Jumping back 12-months , the EPA claims that 100,000 diesel-powered vehicles (both truck and SUVs) across the FCA brands were equipped with engine software designed to falsify emissions. Partnering with the US Justice Department, the EPA would pursue their investigation – implying the possibility of criminal liability, similar to that of the VW findings – while FCA would remain adamant in their innocence.

But with the settlement in place, what does that mean for the 104,000+ individual Jeep and RAM owners whose 2014-2016 RAM 1500 and Jeep Grand Cherokee SUVs were equipped with the 3.0-liter EcoDiesel?

In addition to a recall, allowing for an update to the engine software, each owner should expect to receive (on average) a $2,800 settlement.

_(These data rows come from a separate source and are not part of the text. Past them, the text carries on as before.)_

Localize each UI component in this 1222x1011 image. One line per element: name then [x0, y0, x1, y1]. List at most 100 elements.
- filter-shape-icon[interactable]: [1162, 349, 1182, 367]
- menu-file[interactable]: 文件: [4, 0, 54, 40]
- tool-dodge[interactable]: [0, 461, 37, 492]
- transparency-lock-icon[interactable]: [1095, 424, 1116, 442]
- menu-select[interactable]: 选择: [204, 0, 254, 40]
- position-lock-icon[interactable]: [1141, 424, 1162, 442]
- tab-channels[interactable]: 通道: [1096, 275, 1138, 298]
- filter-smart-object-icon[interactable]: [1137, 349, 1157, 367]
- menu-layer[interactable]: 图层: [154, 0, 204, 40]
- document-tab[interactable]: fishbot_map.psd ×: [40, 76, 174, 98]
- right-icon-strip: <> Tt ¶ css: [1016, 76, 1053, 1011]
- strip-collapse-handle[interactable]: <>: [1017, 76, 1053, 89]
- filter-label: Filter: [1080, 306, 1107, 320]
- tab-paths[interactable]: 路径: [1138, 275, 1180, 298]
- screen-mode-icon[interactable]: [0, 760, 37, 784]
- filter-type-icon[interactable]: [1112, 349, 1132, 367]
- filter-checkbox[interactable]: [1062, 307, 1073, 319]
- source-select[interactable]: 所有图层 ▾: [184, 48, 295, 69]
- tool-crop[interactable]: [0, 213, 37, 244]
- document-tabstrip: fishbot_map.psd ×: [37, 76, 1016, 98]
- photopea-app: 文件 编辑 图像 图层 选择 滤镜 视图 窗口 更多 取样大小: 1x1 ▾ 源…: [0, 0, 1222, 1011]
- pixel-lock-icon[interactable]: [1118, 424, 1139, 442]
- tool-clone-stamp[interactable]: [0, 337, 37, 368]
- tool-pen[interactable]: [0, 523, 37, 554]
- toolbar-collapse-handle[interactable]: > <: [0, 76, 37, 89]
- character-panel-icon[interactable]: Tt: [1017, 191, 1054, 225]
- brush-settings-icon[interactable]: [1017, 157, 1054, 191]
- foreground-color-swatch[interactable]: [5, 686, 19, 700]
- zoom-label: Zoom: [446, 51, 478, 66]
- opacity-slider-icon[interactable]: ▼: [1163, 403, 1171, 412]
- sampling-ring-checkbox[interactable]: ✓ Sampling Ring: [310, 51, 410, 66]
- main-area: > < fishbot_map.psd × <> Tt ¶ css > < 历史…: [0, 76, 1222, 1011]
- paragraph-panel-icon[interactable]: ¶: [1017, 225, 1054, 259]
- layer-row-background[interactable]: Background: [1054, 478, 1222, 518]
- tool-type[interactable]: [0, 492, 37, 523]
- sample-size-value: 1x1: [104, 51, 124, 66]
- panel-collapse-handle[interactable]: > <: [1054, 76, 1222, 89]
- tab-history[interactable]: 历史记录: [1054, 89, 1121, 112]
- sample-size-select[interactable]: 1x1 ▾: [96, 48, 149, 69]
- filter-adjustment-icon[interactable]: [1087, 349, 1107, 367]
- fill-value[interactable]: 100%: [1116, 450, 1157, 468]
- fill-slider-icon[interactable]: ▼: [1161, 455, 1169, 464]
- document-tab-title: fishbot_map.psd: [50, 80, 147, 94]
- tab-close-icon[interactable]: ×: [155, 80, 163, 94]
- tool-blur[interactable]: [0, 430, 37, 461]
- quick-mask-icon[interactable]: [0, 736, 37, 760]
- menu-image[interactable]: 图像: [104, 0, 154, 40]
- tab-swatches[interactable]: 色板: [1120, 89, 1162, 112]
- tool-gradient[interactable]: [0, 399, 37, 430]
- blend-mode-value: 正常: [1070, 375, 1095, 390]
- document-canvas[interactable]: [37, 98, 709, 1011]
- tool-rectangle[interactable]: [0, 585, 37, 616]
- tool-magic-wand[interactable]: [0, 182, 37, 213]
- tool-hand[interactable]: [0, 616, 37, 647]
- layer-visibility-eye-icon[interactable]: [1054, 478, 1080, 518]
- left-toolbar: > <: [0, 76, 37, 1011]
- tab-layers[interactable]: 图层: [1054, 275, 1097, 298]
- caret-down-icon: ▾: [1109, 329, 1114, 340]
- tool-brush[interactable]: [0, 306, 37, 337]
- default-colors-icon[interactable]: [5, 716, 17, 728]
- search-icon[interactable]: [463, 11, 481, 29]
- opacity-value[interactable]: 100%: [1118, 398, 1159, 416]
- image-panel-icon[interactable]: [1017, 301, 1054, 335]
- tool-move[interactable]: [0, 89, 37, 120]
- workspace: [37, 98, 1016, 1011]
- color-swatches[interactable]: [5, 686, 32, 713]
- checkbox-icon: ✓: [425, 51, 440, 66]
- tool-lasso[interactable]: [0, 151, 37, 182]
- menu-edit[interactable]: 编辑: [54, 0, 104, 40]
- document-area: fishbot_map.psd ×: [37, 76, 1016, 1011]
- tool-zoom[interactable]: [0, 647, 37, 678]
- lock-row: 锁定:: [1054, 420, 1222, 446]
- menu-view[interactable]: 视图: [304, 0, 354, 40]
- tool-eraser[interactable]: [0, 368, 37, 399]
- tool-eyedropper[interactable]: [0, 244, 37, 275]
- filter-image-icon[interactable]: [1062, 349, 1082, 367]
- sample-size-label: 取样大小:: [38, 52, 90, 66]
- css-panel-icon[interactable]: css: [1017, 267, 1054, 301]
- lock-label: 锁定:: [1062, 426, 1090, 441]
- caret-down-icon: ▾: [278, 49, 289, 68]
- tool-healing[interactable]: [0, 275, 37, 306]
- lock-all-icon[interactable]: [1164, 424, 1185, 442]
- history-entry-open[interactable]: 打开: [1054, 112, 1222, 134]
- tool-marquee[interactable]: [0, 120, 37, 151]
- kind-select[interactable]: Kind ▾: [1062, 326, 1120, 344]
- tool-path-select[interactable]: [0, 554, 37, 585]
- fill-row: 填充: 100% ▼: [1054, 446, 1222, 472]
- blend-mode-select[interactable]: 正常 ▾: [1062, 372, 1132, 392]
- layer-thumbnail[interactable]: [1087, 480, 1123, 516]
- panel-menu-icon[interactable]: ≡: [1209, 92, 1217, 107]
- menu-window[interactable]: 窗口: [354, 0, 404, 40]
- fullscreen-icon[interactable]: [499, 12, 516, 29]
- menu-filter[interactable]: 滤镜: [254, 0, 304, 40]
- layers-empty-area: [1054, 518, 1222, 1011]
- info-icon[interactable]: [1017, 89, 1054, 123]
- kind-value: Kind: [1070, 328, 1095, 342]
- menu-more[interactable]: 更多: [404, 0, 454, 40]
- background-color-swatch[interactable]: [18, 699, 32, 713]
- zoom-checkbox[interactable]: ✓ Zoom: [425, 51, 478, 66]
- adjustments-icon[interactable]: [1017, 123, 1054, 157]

Having originally requested a settlement closer to $5,000 per owner, senior policy counsel Shannon Baker-Branstetter states, “This settlement is significantly lower. But it does recall the vehicles, and if the software fix is successful and completed in a timely manner, the ongoing damage to customers and the environment will be mitigated going forward.”

Of course, the larger moral to the story is that the EPA and California Air Resources Board (CARB) are among the various groups that are reigning in the regulatory expectations of all automakers in a more aggressive manner than ever before.

In a statement by Andrew Wheeler, the settlement, “sends a clear and strong signal to manufacturers and consumers that EPA will vigorously enforce the nation’s laws designed to protect the environment and public health.”